The court entered summary judgment in favor of the defendants. According to U.S. Trust, the court, based on the undisputed facts, found that the plaintiff had broad experience as an investor for years before he opened his accounts at U.S. Trust, including large investments in junk bonds, start-up companies, and commodities. The court further found that the plaintiff had executed numerous investor statements acknowledging his financial sophistication and participation in high risk investments, that he made his own investment decisions that he was an accredited investor, and that he had received detailed monthly statements from U.S. Trust. Based on these facts, the court determined that the plaintiff was a sophisticated investor who had by his conduct ratified the transactions made on his behalf and on that basis, it granted summary adjudication on the negligence and breach of fiduciary duty claims.
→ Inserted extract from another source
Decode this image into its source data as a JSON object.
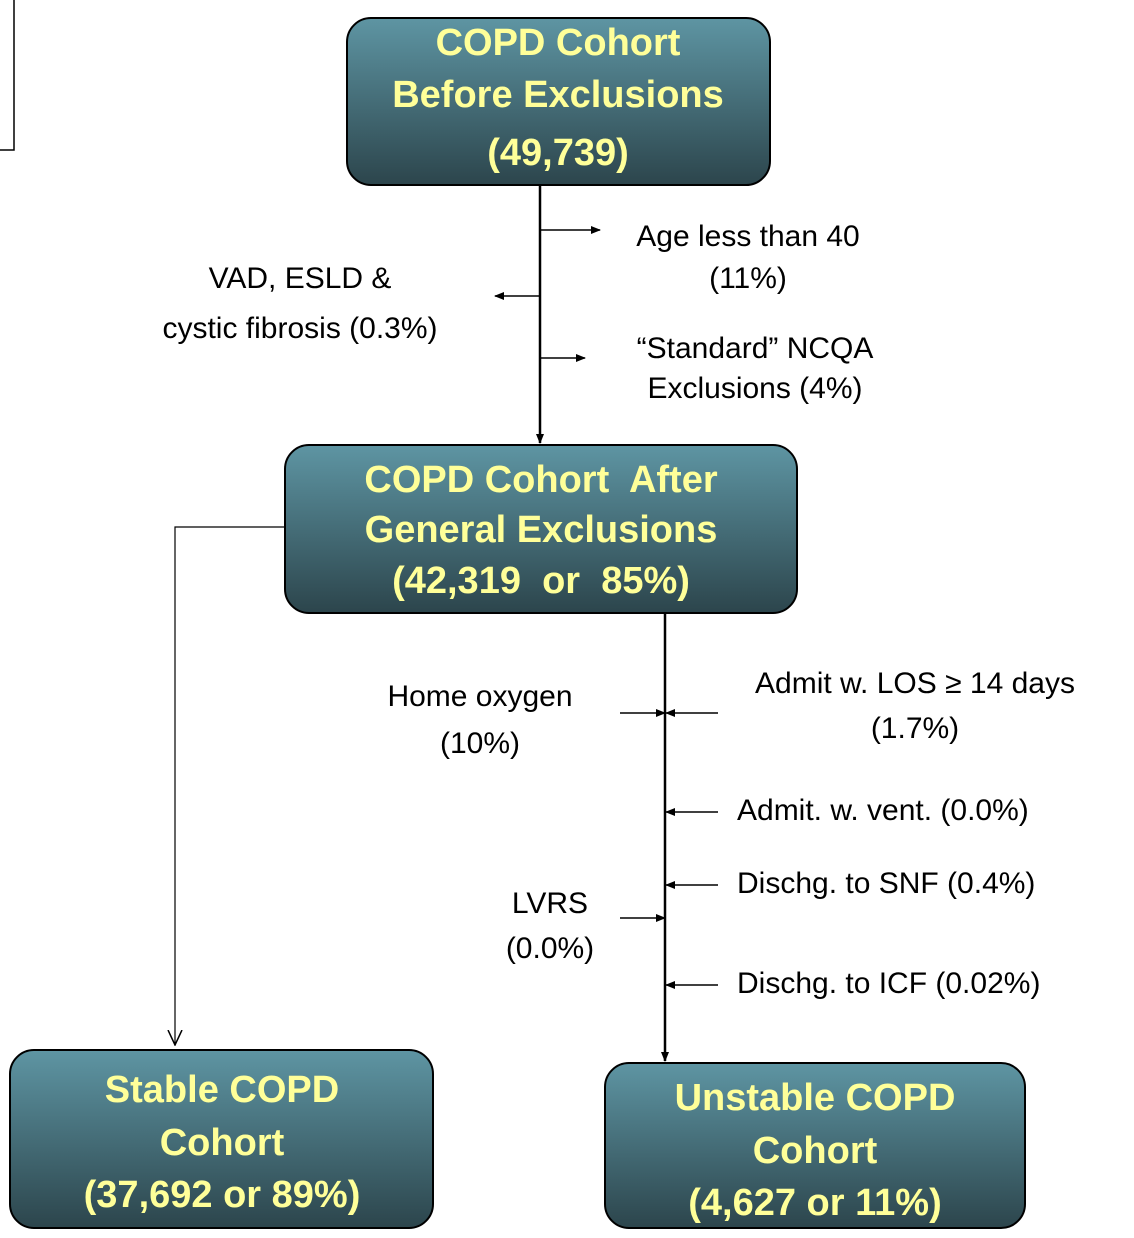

The court also granted summary judgment as to all causes of action on the grounds that the plaintiff's damage claim was speculative as a matter of law because it was impermissibly based purely on hindsight to rework the portfolio to determine when a different investment approach should have been taken, what that approach should have consisted of and what different stocks or other instruments should have been bought and sold under the different approach. Finally, the court found that the defendants were not responsible for any losses that the plaintiff suffered while the accounts were at Odyssey because Odyssey's authority over the accounts was a superseding cause of any damages incurred after the transfer of the accounts to Odyssey. However, the court denied that defendants' motion on the claim of res judicata and did not render a decision on the claim that the agreement language barred the claims.

Other Information

The plaintiff has filed a notice of appeal on Dec. 18, 2002. That appeal is pending.